Forbes recently reported on a research study that shows that salespeople grow to expect bonuses when vendors don’t regularly change their compensation plans. As a result, representatives are satisfied with their paychecks and aren’t driven to sell more goods or services. The lack of motivation leads to stagnant returns as agents consistently meet their minimum quotas and strive for little or nothing more. 

Differentiating between strong and weak
Many compensatory plans revolve around paying personnel for converting leads into new business and hitting certain benchmarks. Xactly, an SPM and incentive compensation management (ICM) firm,  writes that strong incentives are beneficial for companies that have easily quantifiable goals. Statistics like recurring revenue and annual returns are clear metrics for identifying which supervisors can offer rewards. 

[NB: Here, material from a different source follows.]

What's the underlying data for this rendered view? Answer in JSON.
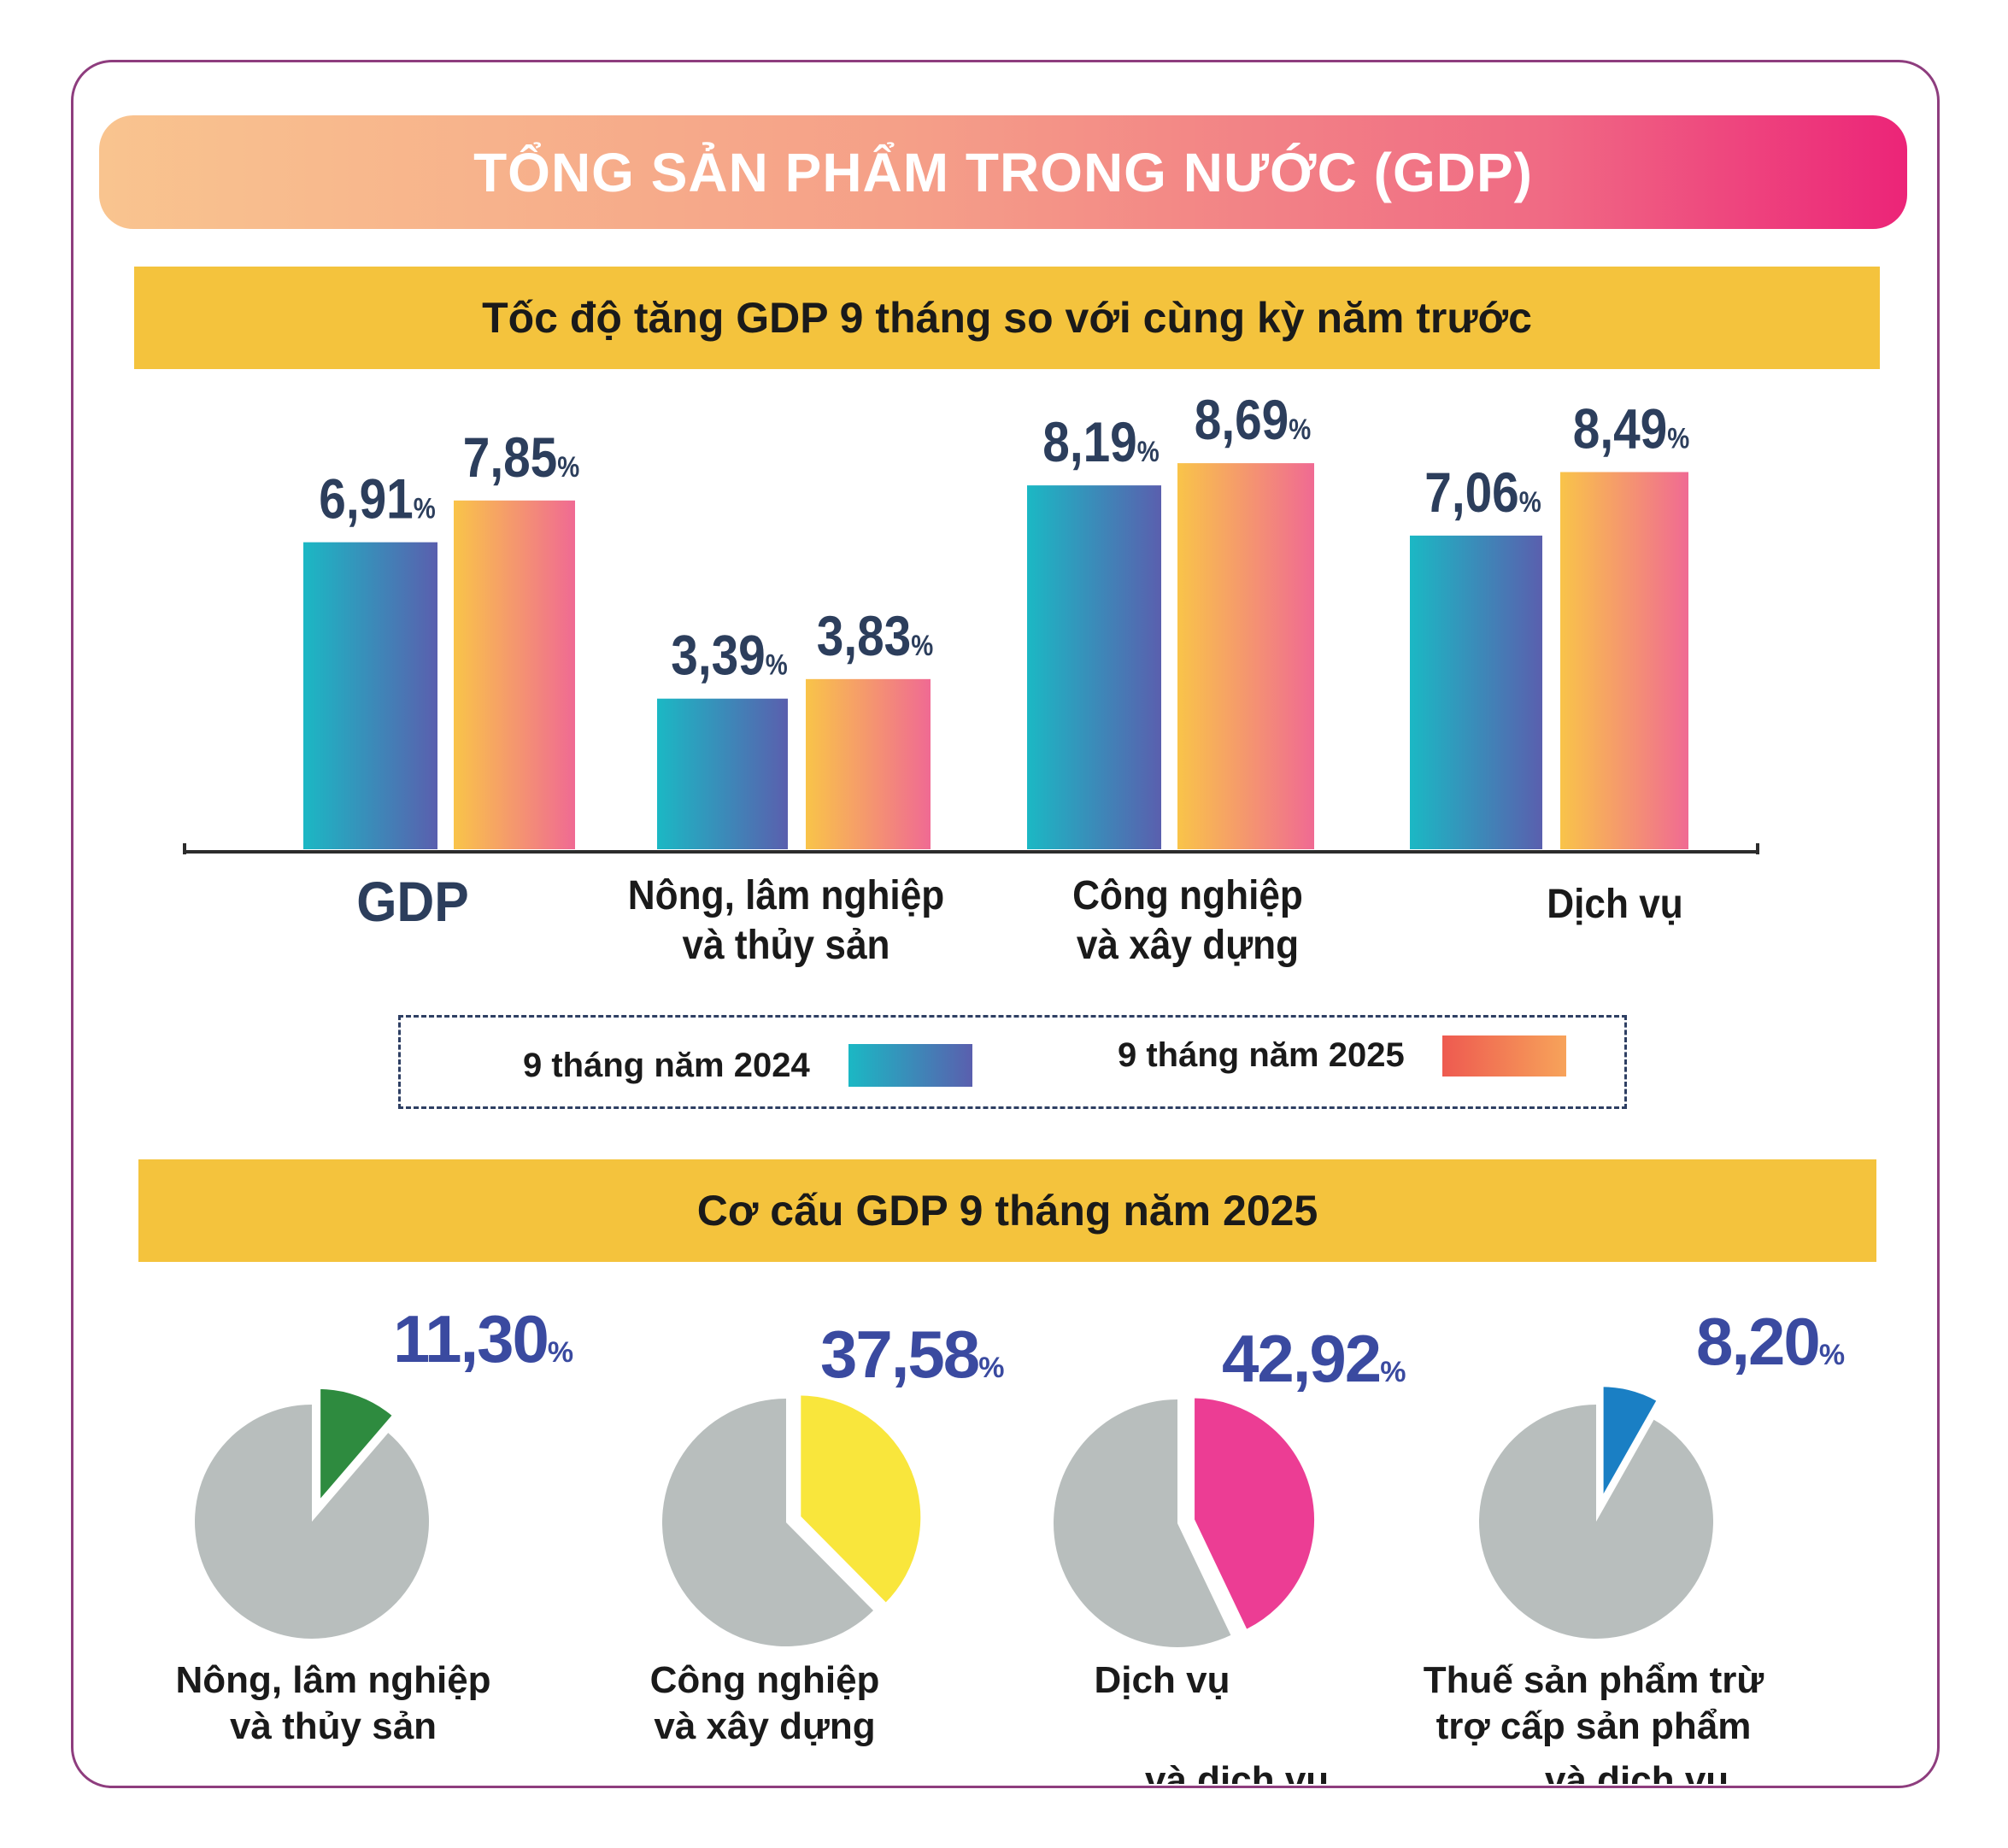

Weak incentives aren’t as effective at driving sales, and they can discourage high performance. Compensation is calculated based on potential earnings, which dissatisfies many top earners. Xactly notes that such a plan can cause some workers to leave their employers to take positions with competitors. 

The most effective compensation solutions use strong incentives and are scaled according to performance. Managers can offer higher bonuses for more sales, to avoid paying out regular amounts that lead to a lack of motivation. 

Going long or short
Most vendors use either annual, quarterly or monthly quotas to motivate their personnel. The different time periods reflect short- and long-term goals and prompt different actions from representatives. 

Selling Power Magazine writes that some representatives heavily focus on one part of the year when given annual quotas. Some agents try to finish their work as soon as possible, while others wait until the last minute to meet their goals. The primary advantage of an annual benchmark is that it accounts for changes in the marketplace, such as season trends and shifts in buying habits. 

The shorter alternatives pose different challenges and offer managers greater control over quotas. Selling Power Magazine reports that it’s almost impossible to forecast numbers for an entire year, so supervisors set monthly or quarterly quotas to adapt their predictions. Vendors should use the short goals when there is a steady demand for their goods. The news source stated that as an example, a contact lens manufacturer saw a 9 percent increase in revenue by using monthly quotas.